- ### Documents used : 
    - https://www.datacamp.com/tutorial/random-forests-classifier-python
    - https://scikit-learn.org/stable/modules/generated/sklearn.ensemble.RandomForestClassifier.html

In [None]:

import warnings
warnings.simplefilter(action='ignore', category=FutureWarning)

from sklearn.ensemble import RandomForestClassifier
from sklearn.model_selection import RepeatedStratifiedKFold
from sklearn.metrics import confusion_matrix, ConfusionMatrixDisplay

import pandas as pd
import numpy as np

from ML_loader import DatasetLoader,ModelLoader

In [8]:
#Get data 
loader = DatasetLoader()
loader.read_dataset('partial_database.csv',class_path='labelsDefault.txt',separator=',')
loader.add_dataset('features_googlenet.csv')
loader.split_dataset()

#Normalize data, if not already normalized
print(np.shape(loader.X_train),np.shape(loader.X_test),np.shape(loader.y_train),np.shape(loader.y_test))

(4048, 273) (1012, 273) (4048,) (1012,)


In [9]:
#Get model
model = ModelLoader()
model.set_model(RandomForestClassifier())
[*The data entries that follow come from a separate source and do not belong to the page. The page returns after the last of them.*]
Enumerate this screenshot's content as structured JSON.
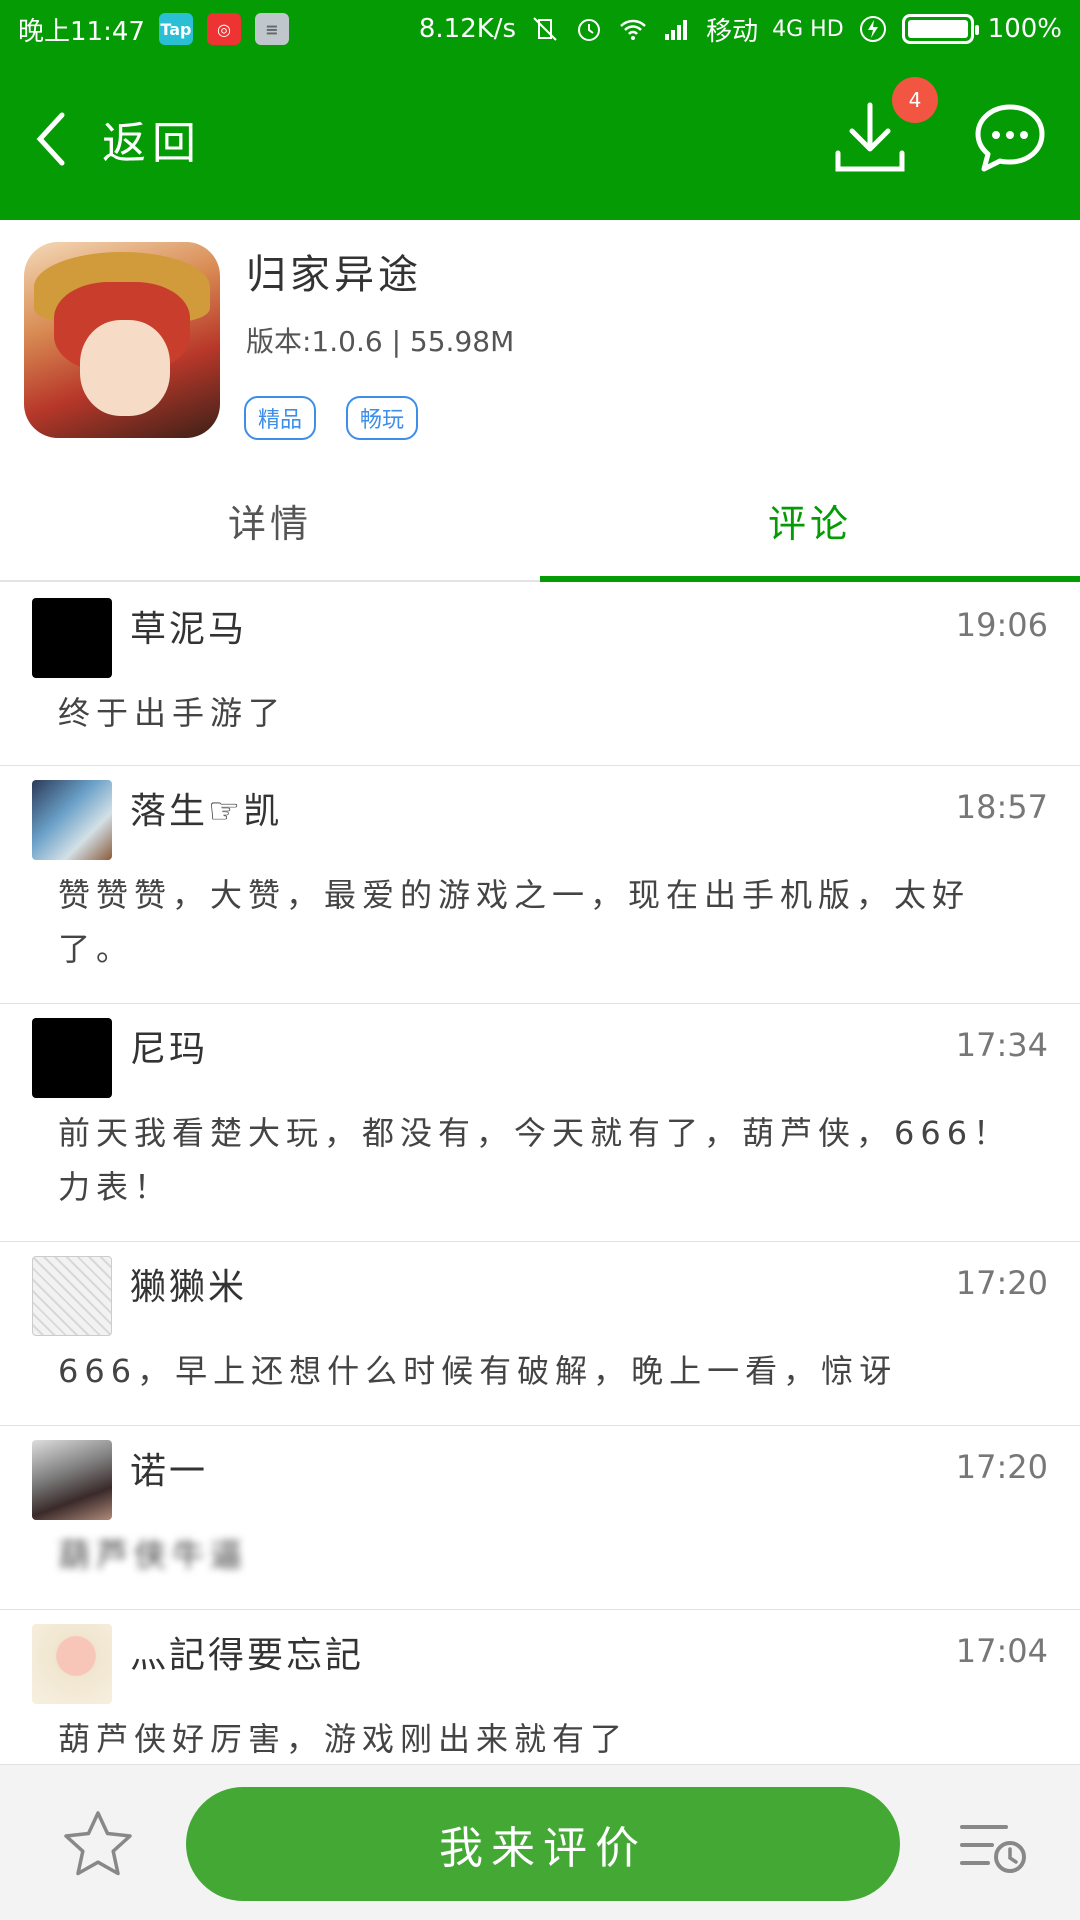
{
  "status_bar": {
    "time": "晚上11:47",
    "tap_label": "Tap",
    "speed": "8.12K/s",
    "carrier": "移动",
    "network": "4G HD",
    "battery": "100%"
  },
  "nav": {
    "back_label": "返回",
    "download_count": "4"
  },
  "app": {
    "title": "归家异途",
    "meta": "版本:1.0.6 | 55.98M",
    "tags": [
      "精品",
      "畅玩"
    ]
  },
  "tabs": [
    {
      "label": "详情",
      "active": false
    },
    {
      "label": "评论",
      "active": true
    }
  ],
  "comments": [
    {
      "name": "草泥马",
      "time": "19:06",
      "text": "终于出手游了"
    },
    {
      "name": "落生☞凯",
      "time": "18:57",
      "text": "赞赞赞，大赞，最爱的游戏之一，现在出手机版，太好了。"
    },
    {
      "name": "尼玛",
      "time": "17:34",
      "text": "前天我看楚大玩，都没有，今天就有了，葫芦侠，666！力表！"
    },
    {
      "name": "獭獭米",
      "time": "17:20",
      "text": "666，早上还想什么时候有破解，晚上一看，惊讶"
    },
    {
      "name": "诺一",
      "time": "17:20",
      "text": "葫芦侠牛逼"
    },
    {
      "name": "灬記得要忘記",
      "time": "17:04",
      "text": "葫芦侠好厉害，游戏刚出来就有了"
    }
  ],
  "bottom": {
    "rate_label": "我来评价"
  },
  "colors": {
    "brand_green": "#049b04",
    "button_green": "#43a834",
    "badge_red": "#f25542",
    "tag_blue": "#3d8ee8"
  }
}
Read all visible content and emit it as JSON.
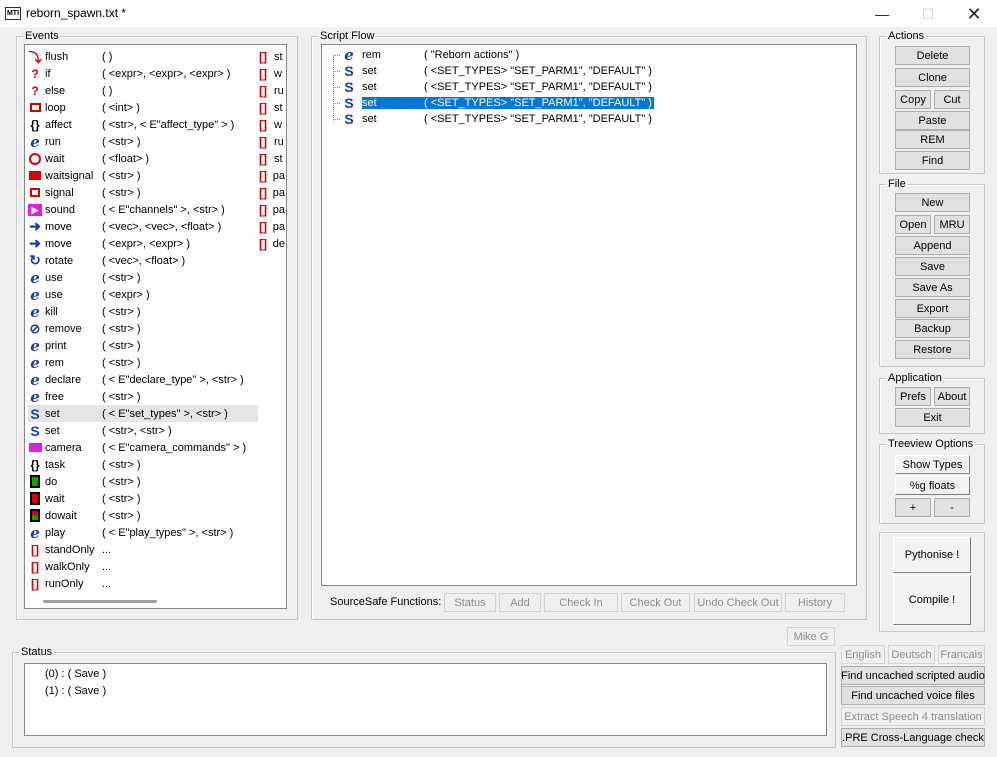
{
  "window": {
    "title": "reborn_spawn.txt *",
    "icon_label": "MTI"
  },
  "events": {
    "label": "Events",
    "items": [
      {
        "name": "flush",
        "args": "(   )",
        "icon": "flush-icon"
      },
      {
        "name": "if",
        "args": "( <expr>, <expr>, <expr> )",
        "icon": "if-icon"
      },
      {
        "name": "else",
        "args": "(   )",
        "icon": "else-icon"
      },
      {
        "name": "loop",
        "args": "( <int> )",
        "icon": "loop-icon"
      },
      {
        "name": "affect",
        "args": "( <str>, < E\"affect_type\" > )",
        "icon": "braces-icon"
      },
      {
        "name": "run",
        "args": "( <str> )",
        "icon": "e-icon"
      },
      {
        "name": "wait",
        "args": "( <float> )",
        "icon": "clock-icon"
      },
      {
        "name": "waitsignal",
        "args": "( <str> )",
        "icon": "waitsignal-icon"
      },
      {
        "name": "signal",
        "args": "( <str> )",
        "icon": "signal-icon"
      },
      {
        "name": "sound",
        "args": "( < E\"channels\" >, <str> )",
        "icon": "sound-icon"
      },
      {
        "name": "move",
        "args": "( <vec>, <vec>, <float> )",
        "icon": "arrow-icon"
      },
      {
        "name": "move",
        "args": "( <expr>, <expr> )",
        "icon": "arrow-icon"
      },
      {
        "name": "rotate",
        "args": "( <vec>, <float> )",
        "icon": "rotate-icon"
      },
      {
        "name": "use",
        "args": "( <str> )",
        "icon": "e-icon"
      },
      {
        "name": "use",
        "args": "( <expr> )",
        "icon": "e-icon"
      },
      {
        "name": "kill",
        "args": "( <str> )",
        "icon": "e-icon"
      },
      {
        "name": "remove",
        "args": "( <str> )",
        "icon": "remove-icon"
      },
      {
        "name": "print",
        "args": "( <str> )",
        "icon": "e-icon"
      },
      {
        "name": "rem",
        "args": "( <str> )",
        "icon": "e-icon"
      },
      {
        "name": "declare",
        "args": "( < E\"declare_type\" >, <str> )",
        "icon": "e-icon"
      },
      {
        "name": "free",
        "args": "( <str> )",
        "icon": "e-icon"
      },
      {
        "name": "set",
        "args": "( < E\"set_types\" >, <str> )",
        "icon": "s-icon"
      },
      {
        "name": "set",
        "args": "( <str>, <str> )",
        "icon": "s-icon"
      },
      {
        "name": "camera",
        "args": "( < E\"camera_commands\" > )",
        "icon": "camera-icon"
      },
      {
        "name": "task",
        "args": "( <str> )",
        "icon": "braces-icon"
      },
      {
        "name": "do",
        "args": "( <str> )",
        "icon": "do-icon"
      },
      {
        "name": "wait",
        "args": "( <str> )",
        "icon": "wait-red-icon"
      },
      {
        "name": "dowait",
        "args": "( <str> )",
        "icon": "dowait-icon"
      },
      {
        "name": "play",
        "args": "( < E\"play_types\" >, <str> )",
        "icon": "e-icon"
      },
      {
        "name": "standOnly",
        "args": "...",
        "icon": "brackets-icon"
      },
      {
        "name": "walkOnly",
        "args": "...",
        "icon": "brackets-icon"
      },
      {
        "name": "runOnly",
        "args": "...",
        "icon": "brackets-icon"
      }
    ],
    "col2": [
      "st",
      "w",
      "ru",
      "st",
      "w",
      "ru",
      "st",
      "pa",
      "pa",
      "pa",
      "pa",
      "de"
    ]
  },
  "flow": {
    "label": "Script Flow",
    "items": [
      {
        "name": "rem",
        "args": "( \"Reborn actions\" )",
        "icon": "e-icon"
      },
      {
        "name": "set",
        "args": "( <SET_TYPES> \"SET_PARM1\", \"DEFAULT\" )",
        "icon": "s-icon"
      },
      {
        "name": "set",
        "args": "( <SET_TYPES> \"SET_PARM1\", \"DEFAULT\" )",
        "icon": "s-icon"
      },
      {
        "name": "set",
        "args": "( <SET_TYPES> \"SET_PARM1\", \"DEFAULT\" )",
        "icon": "s-icon"
      },
      {
        "name": "set",
        "args": "( <SET_TYPES> \"SET_PARM1\", \"DEFAULT\" )",
        "icon": "s-icon"
      }
    ],
    "sourcesafe_label": "SourceSafe Functions:",
    "ss_buttons": [
      "Status",
      "Add",
      "Check In",
      "Check Out",
      "Undo Check Out",
      "History"
    ]
  },
  "actions": {
    "label": "Actions",
    "delete": "Delete",
    "clone": "Clone",
    "copy": "Copy",
    "cut": "Cut",
    "paste": "Paste",
    "rem": "REM",
    "find": "Find"
  },
  "file": {
    "label": "File",
    "new": "New",
    "open": "Open",
    "mru": "MRU",
    "append": "Append",
    "save": "Save",
    "save_as": "Save As",
    "export": "Export",
    "backup": "Backup",
    "restore": "Restore"
  },
  "application": {
    "label": "Application",
    "prefs": "Prefs",
    "about": "About",
    "exit": "Exit"
  },
  "treeview": {
    "label": "Treeview Options",
    "show_types": "Show Types",
    "floats": "%g floats",
    "plus": "+",
    "minus": "-"
  },
  "big_buttons": {
    "pythonise": "Pythonise !",
    "compile": "Compile !"
  },
  "user": "Mike G",
  "status": {
    "label": "Status",
    "lines": [
      "(0) : ( Save )",
      "(1) : ( Save )"
    ]
  },
  "lang": {
    "english": "English",
    "deutsch": "Deutsch",
    "francais": "Francais"
  },
  "tools": {
    "find_audio": "Find uncached scripted audio",
    "find_voice": "Find uncached voice files",
    "extract": "Extract Speech 4 translation",
    "pre_check": ".PRE Cross-Language check"
  }
}
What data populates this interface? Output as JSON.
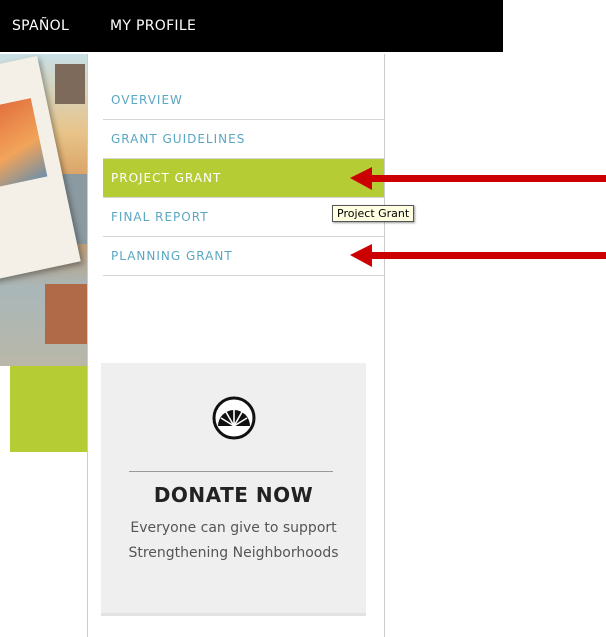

cv = RepeatedStratifiedKFold(n_splits=22, n_repeats=3, random_state=1)

#Optimization 
param  = {'n_estimators': np.random.randint(1000,1100,20),
              'max_depth': np.random.randint(30,40,10)}

model.set_optimal_params(param)

model.optimize(loader.X_train,loader.y_train,cv=cv,scoring='accuracy',n_iter=10)
print(model.optimal_params)

#Train model with optimal params
model.set_model(RandomForestClassifier(**model.optimal_params))
mem,res=model.fit_train(loader.X_train,loader.y_train)

#Score
print("score: ",model.score(loader.X_test,loader.y_test))
print("memory: ",np.mean(mem))
cm=confusion_matrix(loader.y_test,model.predict(loader.X_test))
ConfusionMatrixDisplay(cm,display_labels=loader.classes).plot()